Summary trials involve cases which are determined by presiding justices, but first degree felonies, such as treason, murder and hijacking, are usually determined by jurors (lay persons) after evidence has been led.
The landmark ruling was delivered by Mr Justice John Ajet-Nasam, after Nana Asante Bediatuo, counsel for the Scheme Manager of the Adaklu Angyibe Mutual Health Insurance Scheme, had filed an application to that effect.
Pronouncing on the application, the court ordered the prosecution to furnish the defence team with the necessary witness statements and all other documents it intended to rely on during the trial.
The Scheme Manager of the Adaklu Angyibe Mutual Health Insurance Scheme, Raymond Evans Anyadi, was, on January 30, 2014, put before the court for allegedly embezzling GH¢106,706.23 belonging to 15 service providers.
Anyadi raised payment vouchers totalling GH¢134,481.81 for 15 service providers, resulting in the National Health Insurance Authority (NHIA) settling the amount, but he allegedly paid GH¢27,775.58 and pocketed the rest.
The affected service providers are the St Anthony Herbal Clinic, Deo Valente Chemical Shop, Steven Vuvor Chemical Shop, Hope Health Centre, Avedzi Community First Aid Centre, Menyi Maternity Home, Ryte Aid Pharmacy, Catherine Atta, Miracle Life, the Volta Regional Hospital, the Municipal Hospital, Aggor D.K., the Waya Health Centre, Wudzedeke CHPS Zone and Ahunder Health Centre.
The offence, which was committed between January 1, 2008 and December 31, 2009, was detected by an auditor of the NHIA.
Anyadi has pleaded not guilty to seven counts of forgery of document and 30 counts of stealing and is currently on a GH¢100,000 bail with two sureties.
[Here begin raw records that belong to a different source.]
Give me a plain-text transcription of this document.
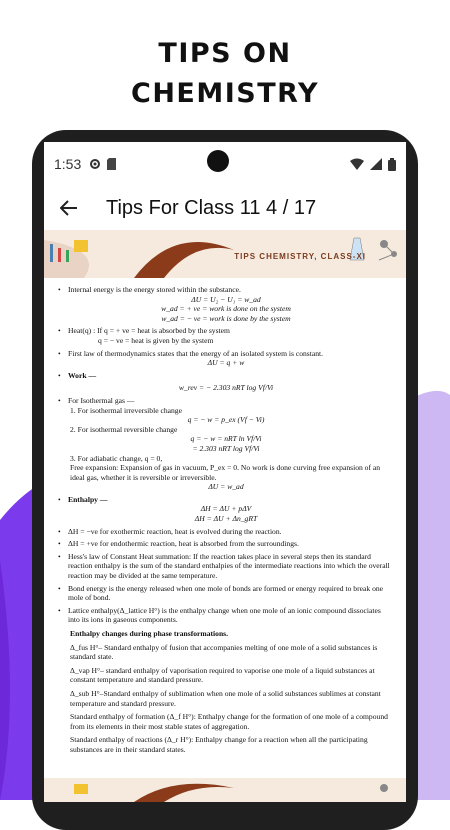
TIPS ON
CHEMISTRY
1:53
Tips For Class 11 4 / 17
TIPS CHEMISTRY, CLASS-XI
• Internal energy is the energy stored within the substance.
ΔU = U₂ − U₁ = w_ad
w_ad = + ve = work is done on the system
w_ad = − ve = work is done by the system
• Heat(q) : If q = + ve = heat is absorbed by the system
q = − ve = heat is given by the system
• First law of thermodynamics states that the energy of an isolated system is constant.
ΔU = q + w
• Work —
w_rev = − 2.303 nRT log Vf/Vi
• For Isothermal gas —
1. For isothermal irreversible change
q = − w = p_ex (Vf − Vi)
2. For isothermal reversible change
q = − w = nRT ln Vf/Vi
= 2.303 nRT log Vf/Vi
3. For adiabatic change, q = 0,
Free expansion: Expansion of gas in vacuum, P_ex = 0. No work is done curving free expansion of an ideal gas, whether it is reversible or irreversible.
ΔU = w_ad
• Enthalpy —
ΔH = ΔU + pΔV
ΔH = ΔU + Δn_gRT
• ΔH = −ve for exothermic reaction, heat is evolved during the reaction.
• ΔH = +ve for endothermic reaction, heat is absorbed from the surroundings.
• Hess's law of Constant Heat summation: If the reaction takes place in several steps then its standard reaction enthalpy is the sum of the standard enthalpies of the intermediate reactions into which the overall reaction may be divided at the same temperature.
• Bond energy is the energy released when one mole of bonds are formed or energy required to break one mole of bond.
• Lattice enthalpy(Δ_lattice H°) is the enthalpy change when one mole of an ionic compound dissociates into its ions in gaseous components.
Enthalpy changes during phase transformations.
Δ_fus H°– Standard enthalpy of fusion that accompanies melting of one mole of a solid substances is standard state.
Δ_vap H°– standard enthalpy of vaporisation required to vaporise one mole of a liquid substances at constant temperature and standard pressure.
Δ_sub H°–Standard enthalpy of sublimation when one mole of a solid substances sublimes at constant temperature and standard pressure.
Standard enthalpy of formation (Δ_f H°): Enthalpy change for the formation of one mole of a compound from its elements in their most stable states of aggregation.
Standard enthalpy of reactions (Δ_r H°): Enthalpy change for a reaction when all the participating substances are in their standard states.
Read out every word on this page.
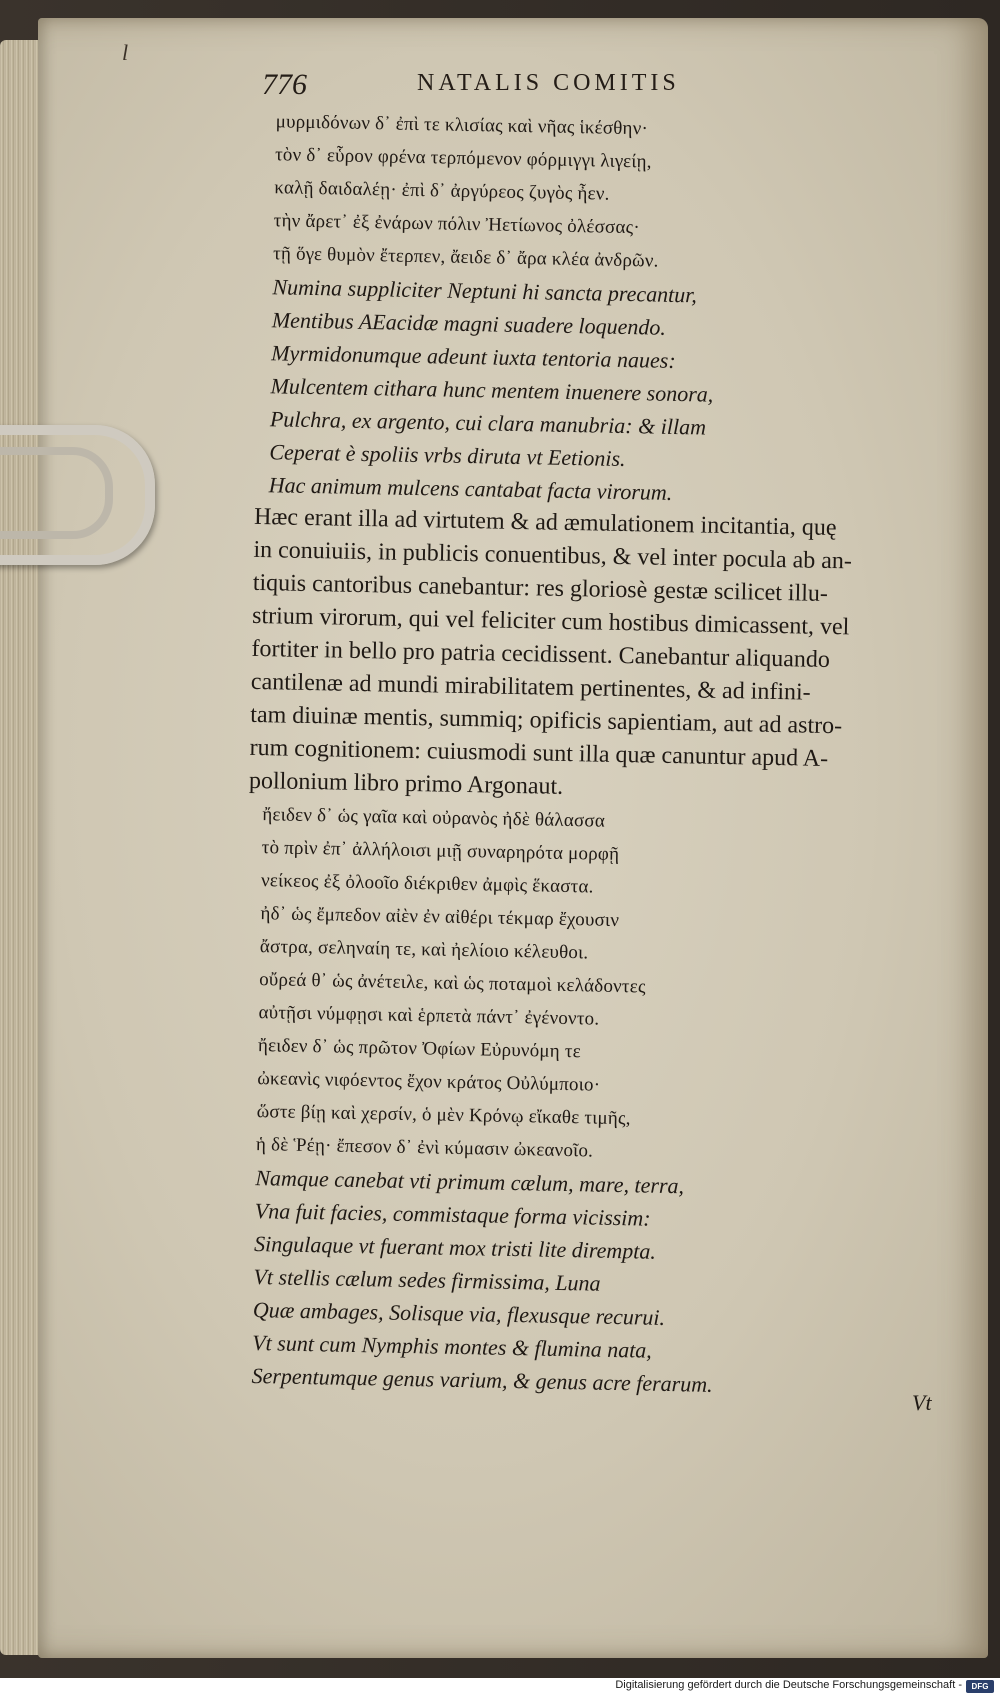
l
776	NATALIS COMITIS
μυρμιδόνων δ᾽ ἐπὶ τε κλισίας καὶ νῆας ἱκέσθην·
τὸν δ᾽ εὗρον φρένα τερπόμενον φόρμιγγι λιγείῃ,
καλῇ δαιδαλέῃ· ἐπὶ δ᾽ ἀργύρεος ζυγὸς ἦεν.
τὴν ἄρετ᾽ ἐξ ἐνάρων πόλιν Ἠετίωνος ὀλέσσας·
τῇ ὅγε θυμὸν ἔτερπεν, ἄειδε δ᾽ ἄρα κλέα ἀνδρῶν.
Numina suppliciter Neptuni hi sancta precantur,
Mentibus AEacidæ magni suadere loquendo.
Myrmidonumque adeunt iuxta tentoria naues:
Mulcentem cithara hunc mentem inuenere sonora,
Pulchra, ex argento, cui clara manubria: & illam
Ceperat è spoliis vrbs diruta vt Eetionis.
Hac animum mulcens cantabat facta virorum.
Hæc erant illa ad virtutem & ad æmulationem incitantia, quę
in conuiuiis, in publicis conuentibus, & vel inter pocula ab an-
tiquis cantoribus canebantur: res gloriosè gestæ scilicet illu-
strium virorum, qui vel feliciter cum hostibus dimicassent, vel
fortiter in bello pro patria cecidissent. Canebantur aliquando
cantilenæ ad mundi mirabilitatem pertinentes, & ad infini-
tam diuinæ mentis, summiq; opificis sapientiam, aut ad astro-
rum cognitionem: cuiusmodi sunt illa quæ canuntur apud A-
pollonium libro primo Argonaut.
ἤειδεν δ᾽ ὡς γαῖα καὶ οὐρανὸς ἠδὲ θάλασσα
τὸ πρὶν ἐπ᾽ ἀλλήλοισι μιῇ συναρηρότα μορφῇ
νείκεος ἐξ ὀλοοῖο διέκριθεν ἀμφὶς ἕκαστα.
ἠδ᾽ ὡς ἔμπεδον αἰὲν ἐν αἰθέρι τέκμαρ ἔχουσιν
ἄστρα, σεληναίη τε, καὶ ἠελίοιο κέλευθοι.
οὔρεά θ᾽ ὡς ἀνέτειλε, καὶ ὡς ποταμοὶ κελάδοντες
αὐτῇσι νύμφῃσι καὶ ἑρπετὰ πάντ᾽ ἐγένοντο.
ἤειδεν δ᾽ ὡς πρῶτον Ὀφίων Εὐρυνόμη τε
ὠκεανὶς νιφόεντος ἔχον κράτος Οὐλύμποιο·
ὥστε βίῃ καὶ χερσίν, ὁ μὲν Κρόνῳ εἴκαθε τιμῆς,
ἡ δὲ Ῥέῃ· ἔπεσον δ᾽ ἐνὶ κύμασιν ὠκεανοῖο.
Namque canebat vti primum cælum, mare, terra,
Vna fuit facies, commistaque forma vicissim:
Singulaque vt fuerant mox tristi lite dirempta.
Vt stellis cælum sedes firmissima, Luna
Quæ ambages, Solisque via, flexusque recurui.
Vt sunt cum Nymphis montes & flumina nata,
Serpentumque genus varium, & genus acre ferarum.
Vt
Digitalisierung gefördert durch die Deutsche Forschungsgemeinschaft -	DFG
The second prosecution witness is currently testifying and hearing has been adjourned to October 10, 2014.
Citing authorities to buttress the court’s decision, Mr Justice Ajet-Nasam said in the interest of justice, fairness and the rights of the accused person, the court would allow Anyadi to have access to the necessary documents.
The court said the accused person’s liberty and fundamental human rights, as enshrined in Article 19 (2) of the 1992, were important.
Describing its decision as novel, the court held that it was imperative for it to allow the accused person to have access to the needed documents to enable him to prepare adequately for his defence.
It said if the accused person was allowed to have access to all documents and lost at the end of the trial, he would not accuse the state of ambush litigation.
Status quo wrong
According to the court, it was wrong for the prosecution to state that it was the status quo for accused persons in summary trials to be denied such vital documents.
That could not be said to be the status quo, it held, and reminded the prosecution that the 1992 Constitution recognised the fundamental human rights of accused persons.
“The Law of Procedure needs to move with the times. The world is now a global village. Every step of the trial should be free from bias and prejudice,” Mr Justice Ajet-Nasam held.
He said the availability of documents to accused persons would cut down unnecessary and unwarranted objections, as well as do away with the element of surprise.
“Non-disclosure is a potent source of injustice to fair trial in criminal jurisprudence,” Mr Justice Ajet-Nasam submitted.